This draft framework by IMF and World Bank staff provides a contribution to the FSB’s Roadmap for Enhancing Cross-Border Payments that was endorsed by G20 Leaders in 2020 and that aims to achieve faster, cheaper, more transparent, and more inclusive cross-border payment services. Specifically, the draft framework for remittance corridors’ risk assessments is the first action under Building Block 7, the goal of which is to promote “safe payment corridors”, and which has two phases:

  1. The development of a framework and methodology for the assessment of the money laundering and terrorist financing (ML/TF) risks in remittance corridors and the identification of potential “lower risk corridors,” as part of or consistent with a country’s national ML/TF risk assessment.

  2. The proposed framework is expected to be piloted in some corridors with a view to testing and further refining the assessment methodology.

This assessment framework can be applied jointly or separately by the sender and the recipient corridor countries.

Correspondent Banking Relationship Pressures on Remittances

Remittances are the financial lifeblood for the families of migrant workers and the economies of many emerging markets and developing economies, but they may pose ML/TF risks. Though remittances may pose ML/TF risks, all remittance corridors and all the transaction categories in a remittance corridor should not be treated as inherently higher risk and lower risk situations can be identified. Effective ML/TF risk assessments are a critical underpinning for having a risk-based regulatory framework for a remittance corridor.

In recent years, global correspondent banks have been terminating or restricting business relationships with certain client categories. A number of key drivers have been behind this decline. In some cases it has involved so-called “de-risking”, where financial institutions terminate or restrict business relationships with clients or categories of clients to avoid, rather than manage, ML/TF risk in line with a risk-based approach.

Withdrawal of correspondent banking relationships has affected remittance service providers and created new challenges in the provision of remittance services in some countries. In some countries and regions, smaller remittance players have been forced to close, to become agents of larger businesses, or to continue remittance transactions through unregulated channels or alternative arrangements such as nested correspondent relationships and cash couriers.

Objective of a Remittance Corridor Risk Assessment

The objective of a corridor risk assessment is assessing and understanding the ML/TF risks of remittances in a corridor, with the aim of simplifying AML/CFT measures in lower risk remittance transactions.
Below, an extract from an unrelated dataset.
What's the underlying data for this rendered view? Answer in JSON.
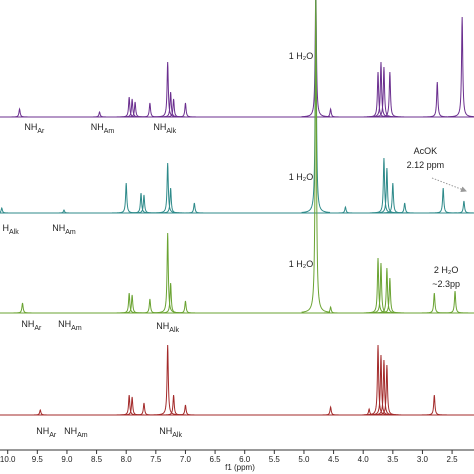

If the corridor risk assessment assesses that the overall ML/TF risk level in the corridor is lower, the corridor can be treated as a “safe remittance corridor” and subject to simplified customer due diligence (CDD) measures by regulatory authorities, which can be implemented by the private sector.
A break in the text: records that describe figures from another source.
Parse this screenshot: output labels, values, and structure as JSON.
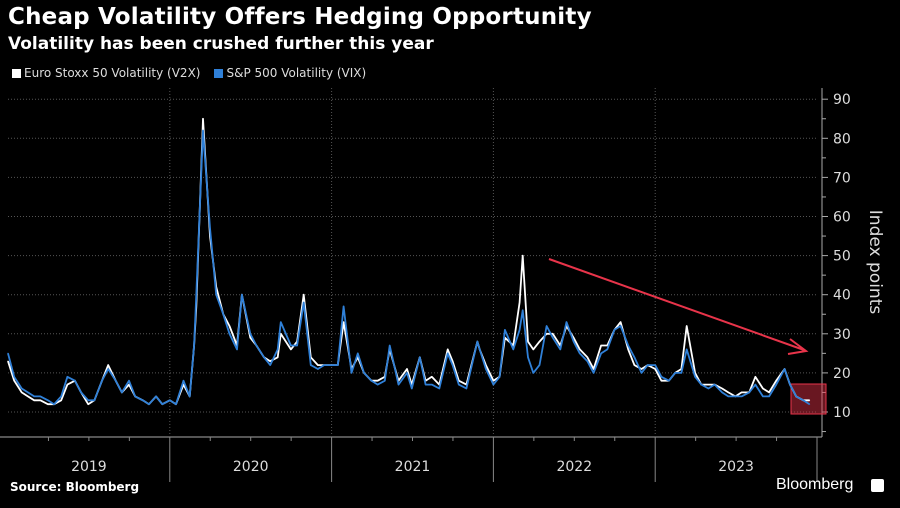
{
  "chart_data": {
    "type": "line",
    "title": "Cheap Volatility Offers Hedging Opportunity",
    "subtitle": "Volatility has been crushed further this year",
    "ylabel": "Index points",
    "xlabel": "",
    "source": "Source: Bloomberg",
    "brand": "Bloomberg",
    "ylim": [
      3.5,
      92
    ],
    "yticks": [
      10,
      20,
      30,
      40,
      50,
      60,
      70,
      80,
      90
    ],
    "xlim": [
      "2019-01-01",
      "2024-01-01"
    ],
    "xticks": [
      "2019",
      "2020",
      "2021",
      "2022",
      "2023"
    ],
    "grid": true,
    "legend_position": "top-left",
    "colors": {
      "V2X": "#ffffff",
      "VIX": "#2f80d8",
      "annotation": "#e8344a"
    },
    "annotations": [
      "downward-trend-arrow",
      "highlight-box-late-2023"
    ],
    "series": [
      {
        "name": "Euro Stoxx 50 Volatility (V2X)",
        "color": "#ffffff",
        "points": [
          [
            "2019-01-01",
            23
          ],
          [
            "2019-01-15",
            18
          ],
          [
            "2019-02-01",
            15
          ],
          [
            "2019-02-15",
            14
          ],
          [
            "2019-03-01",
            13
          ],
          [
            "2019-03-15",
            13
          ],
          [
            "2019-04-01",
            12
          ],
          [
            "2019-04-15",
            12
          ],
          [
            "2019-05-01",
            13
          ],
          [
            "2019-05-15",
            17
          ],
          [
            "2019-06-01",
            18
          ],
          [
            "2019-06-15",
            15
          ],
          [
            "2019-07-01",
            12
          ],
          [
            "2019-07-15",
            13
          ],
          [
            "2019-08-01",
            18
          ],
          [
            "2019-08-15",
            22
          ],
          [
            "2019-09-01",
            18
          ],
          [
            "2019-09-15",
            15
          ],
          [
            "2019-10-01",
            17
          ],
          [
            "2019-10-15",
            14
          ],
          [
            "2019-11-01",
            13
          ],
          [
            "2019-11-15",
            12
          ],
          [
            "2019-12-01",
            14
          ],
          [
            "2019-12-15",
            12
          ],
          [
            "2020-01-01",
            13
          ],
          [
            "2020-01-15",
            12
          ],
          [
            "2020-02-01",
            17
          ],
          [
            "2020-02-15",
            14
          ],
          [
            "2020-02-25",
            27
          ],
          [
            "2020-03-01",
            37
          ],
          [
            "2020-03-16",
            85
          ],
          [
            "2020-04-01",
            55
          ],
          [
            "2020-04-15",
            42
          ],
          [
            "2020-05-01",
            35
          ],
          [
            "2020-05-15",
            32
          ],
          [
            "2020-06-01",
            27
          ],
          [
            "2020-06-12",
            40
          ],
          [
            "2020-07-01",
            29
          ],
          [
            "2020-07-15",
            27
          ],
          [
            "2020-08-01",
            24
          ],
          [
            "2020-08-15",
            23
          ],
          [
            "2020-09-01",
            24
          ],
          [
            "2020-09-08",
            30
          ],
          [
            "2020-10-01",
            26
          ],
          [
            "2020-10-15",
            28
          ],
          [
            "2020-10-30",
            40
          ],
          [
            "2020-11-15",
            24
          ],
          [
            "2020-12-01",
            22
          ],
          [
            "2020-12-15",
            22
          ],
          [
            "2021-01-01",
            22
          ],
          [
            "2021-01-15",
            22
          ],
          [
            "2021-01-28",
            33
          ],
          [
            "2021-02-15",
            21
          ],
          [
            "2021-03-01",
            24
          ],
          [
            "2021-03-15",
            20
          ],
          [
            "2021-04-01",
            18
          ],
          [
            "2021-04-15",
            18
          ],
          [
            "2021-05-01",
            19
          ],
          [
            "2021-05-12",
            26
          ],
          [
            "2021-06-01",
            18
          ],
          [
            "2021-06-20",
            21
          ],
          [
            "2021-07-01",
            17
          ],
          [
            "2021-07-19",
            24
          ],
          [
            "2021-08-01",
            18
          ],
          [
            "2021-08-15",
            19
          ],
          [
            "2021-09-01",
            17
          ],
          [
            "2021-09-20",
            26
          ],
          [
            "2021-10-01",
            23
          ],
          [
            "2021-10-15",
            18
          ],
          [
            "2021-11-01",
            17
          ],
          [
            "2021-11-26",
            28
          ],
          [
            "2021-12-01",
            26
          ],
          [
            "2021-12-15",
            22
          ],
          [
            "2022-01-01",
            18
          ],
          [
            "2022-01-15",
            19
          ],
          [
            "2022-01-27",
            29
          ],
          [
            "2022-02-15",
            27
          ],
          [
            "2022-03-01",
            38
          ],
          [
            "2022-03-08",
            50
          ],
          [
            "2022-03-20",
            28
          ],
          [
            "2022-04-01",
            26
          ],
          [
            "2022-04-15",
            28
          ],
          [
            "2022-05-01",
            30
          ],
          [
            "2022-05-15",
            30
          ],
          [
            "2022-06-01",
            27
          ],
          [
            "2022-06-15",
            32
          ],
          [
            "2022-07-01",
            29
          ],
          [
            "2022-07-15",
            26
          ],
          [
            "2022-08-01",
            24
          ],
          [
            "2022-08-15",
            21
          ],
          [
            "2022-09-01",
            27
          ],
          [
            "2022-09-15",
            27
          ],
          [
            "2022-10-01",
            31
          ],
          [
            "2022-10-15",
            33
          ],
          [
            "2022-11-01",
            26
          ],
          [
            "2022-11-15",
            22
          ],
          [
            "2022-12-01",
            21
          ],
          [
            "2022-12-15",
            22
          ],
          [
            "2023-01-01",
            21
          ],
          [
            "2023-01-15",
            18
          ],
          [
            "2023-02-01",
            18
          ],
          [
            "2023-02-15",
            20
          ],
          [
            "2023-03-01",
            21
          ],
          [
            "2023-03-13",
            32
          ],
          [
            "2023-04-01",
            20
          ],
          [
            "2023-04-15",
            17
          ],
          [
            "2023-05-01",
            17
          ],
          [
            "2023-05-15",
            17
          ],
          [
            "2023-06-01",
            16
          ],
          [
            "2023-06-15",
            15
          ],
          [
            "2023-07-01",
            14
          ],
          [
            "2023-07-15",
            15
          ],
          [
            "2023-08-01",
            15
          ],
          [
            "2023-08-15",
            19
          ],
          [
            "2023-09-01",
            16
          ],
          [
            "2023-09-15",
            15
          ],
          [
            "2023-10-01",
            18
          ],
          [
            "2023-10-20",
            21
          ],
          [
            "2023-11-01",
            17
          ],
          [
            "2023-11-15",
            14
          ],
          [
            "2023-12-01",
            13
          ],
          [
            "2023-12-15",
            13
          ]
        ]
      },
      {
        "name": "S&P 500 Volatility (VIX)",
        "color": "#2f80d8",
        "points": [
          [
            "2019-01-01",
            25
          ],
          [
            "2019-01-15",
            19
          ],
          [
            "2019-02-01",
            16
          ],
          [
            "2019-02-15",
            15
          ],
          [
            "2019-03-01",
            14
          ],
          [
            "2019-03-15",
            14
          ],
          [
            "2019-04-01",
            13
          ],
          [
            "2019-04-15",
            12
          ],
          [
            "2019-05-01",
            14
          ],
          [
            "2019-05-15",
            19
          ],
          [
            "2019-06-01",
            18
          ],
          [
            "2019-06-15",
            15
          ],
          [
            "2019-07-01",
            13
          ],
          [
            "2019-07-15",
            13
          ],
          [
            "2019-08-01",
            18
          ],
          [
            "2019-08-15",
            21
          ],
          [
            "2019-09-01",
            18
          ],
          [
            "2019-09-15",
            15
          ],
          [
            "2019-10-01",
            18
          ],
          [
            "2019-10-15",
            14
          ],
          [
            "2019-11-01",
            13
          ],
          [
            "2019-11-15",
            12
          ],
          [
            "2019-12-01",
            14
          ],
          [
            "2019-12-15",
            12
          ],
          [
            "2020-01-01",
            13
          ],
          [
            "2020-01-15",
            12
          ],
          [
            "2020-02-01",
            18
          ],
          [
            "2020-02-15",
            14
          ],
          [
            "2020-02-25",
            27
          ],
          [
            "2020-03-01",
            40
          ],
          [
            "2020-03-16",
            82
          ],
          [
            "2020-04-01",
            57
          ],
          [
            "2020-04-15",
            40
          ],
          [
            "2020-05-01",
            35
          ],
          [
            "2020-05-15",
            30
          ],
          [
            "2020-06-01",
            26
          ],
          [
            "2020-06-12",
            40
          ],
          [
            "2020-07-01",
            30
          ],
          [
            "2020-07-15",
            27
          ],
          [
            "2020-08-01",
            24
          ],
          [
            "2020-08-15",
            22
          ],
          [
            "2020-09-01",
            26
          ],
          [
            "2020-09-08",
            33
          ],
          [
            "2020-10-01",
            27
          ],
          [
            "2020-10-15",
            27
          ],
          [
            "2020-10-30",
            38
          ],
          [
            "2020-11-15",
            22
          ],
          [
            "2020-12-01",
            21
          ],
          [
            "2020-12-15",
            22
          ],
          [
            "2021-01-01",
            22
          ],
          [
            "2021-01-15",
            22
          ],
          [
            "2021-01-28",
            37
          ],
          [
            "2021-02-15",
            20
          ],
          [
            "2021-03-01",
            25
          ],
          [
            "2021-03-15",
            20
          ],
          [
            "2021-04-01",
            18
          ],
          [
            "2021-04-15",
            17
          ],
          [
            "2021-05-01",
            18
          ],
          [
            "2021-05-12",
            27
          ],
          [
            "2021-06-01",
            17
          ],
          [
            "2021-06-20",
            20
          ],
          [
            "2021-07-01",
            16
          ],
          [
            "2021-07-19",
            24
          ],
          [
            "2021-08-01",
            17
          ],
          [
            "2021-08-15",
            17
          ],
          [
            "2021-09-01",
            16
          ],
          [
            "2021-09-20",
            25
          ],
          [
            "2021-10-01",
            22
          ],
          [
            "2021-10-15",
            17
          ],
          [
            "2021-11-01",
            16
          ],
          [
            "2021-11-26",
            28
          ],
          [
            "2021-12-01",
            26
          ],
          [
            "2021-12-15",
            21
          ],
          [
            "2022-01-01",
            17
          ],
          [
            "2022-01-15",
            19
          ],
          [
            "2022-01-27",
            31
          ],
          [
            "2022-02-15",
            26
          ],
          [
            "2022-03-01",
            31
          ],
          [
            "2022-03-08",
            36
          ],
          [
            "2022-03-20",
            24
          ],
          [
            "2022-04-01",
            20
          ],
          [
            "2022-04-15",
            22
          ],
          [
            "2022-05-01",
            32
          ],
          [
            "2022-05-15",
            29
          ],
          [
            "2022-06-01",
            26
          ],
          [
            "2022-06-15",
            33
          ],
          [
            "2022-07-01",
            28
          ],
          [
            "2022-07-15",
            25
          ],
          [
            "2022-08-01",
            23
          ],
          [
            "2022-08-15",
            20
          ],
          [
            "2022-09-01",
            25
          ],
          [
            "2022-09-15",
            26
          ],
          [
            "2022-10-01",
            31
          ],
          [
            "2022-10-15",
            32
          ],
          [
            "2022-11-01",
            27
          ],
          [
            "2022-11-15",
            24
          ],
          [
            "2022-12-01",
            20
          ],
          [
            "2022-12-15",
            22
          ],
          [
            "2023-01-01",
            22
          ],
          [
            "2023-01-15",
            19
          ],
          [
            "2023-02-01",
            18
          ],
          [
            "2023-02-15",
            20
          ],
          [
            "2023-03-01",
            20
          ],
          [
            "2023-03-13",
            26
          ],
          [
            "2023-04-01",
            19
          ],
          [
            "2023-04-15",
            17
          ],
          [
            "2023-05-01",
            16
          ],
          [
            "2023-05-15",
            17
          ],
          [
            "2023-06-01",
            15
          ],
          [
            "2023-06-15",
            14
          ],
          [
            "2023-07-01",
            14
          ],
          [
            "2023-07-15",
            14
          ],
          [
            "2023-08-01",
            15
          ],
          [
            "2023-08-15",
            17
          ],
          [
            "2023-09-01",
            14
          ],
          [
            "2023-09-15",
            14
          ],
          [
            "2023-10-01",
            17
          ],
          [
            "2023-10-20",
            21
          ],
          [
            "2023-11-01",
            17
          ],
          [
            "2023-11-15",
            14
          ],
          [
            "2023-12-01",
            13
          ],
          [
            "2023-12-15",
            12
          ]
        ]
      }
    ]
  }
}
The identification of safe remittance corridors based on a robust corridor risk assessment CRA can reconcile two important policy goals in relation to remittances: first, to support poverty alleviation and economic growth in low-income countries by safeguarding cost-effective transfer mechanisms; and second, to minimize the risk that these mechanisms will be used for criminal or terrorist purposes.

To reflect the scope more accurately, this report uses the term “safe remittance corridor” rather than “safe payment corridor”. The term “safe remittance corridor” does not imply an absence of ML/TF risks in a corridor, but rather a lower risk level.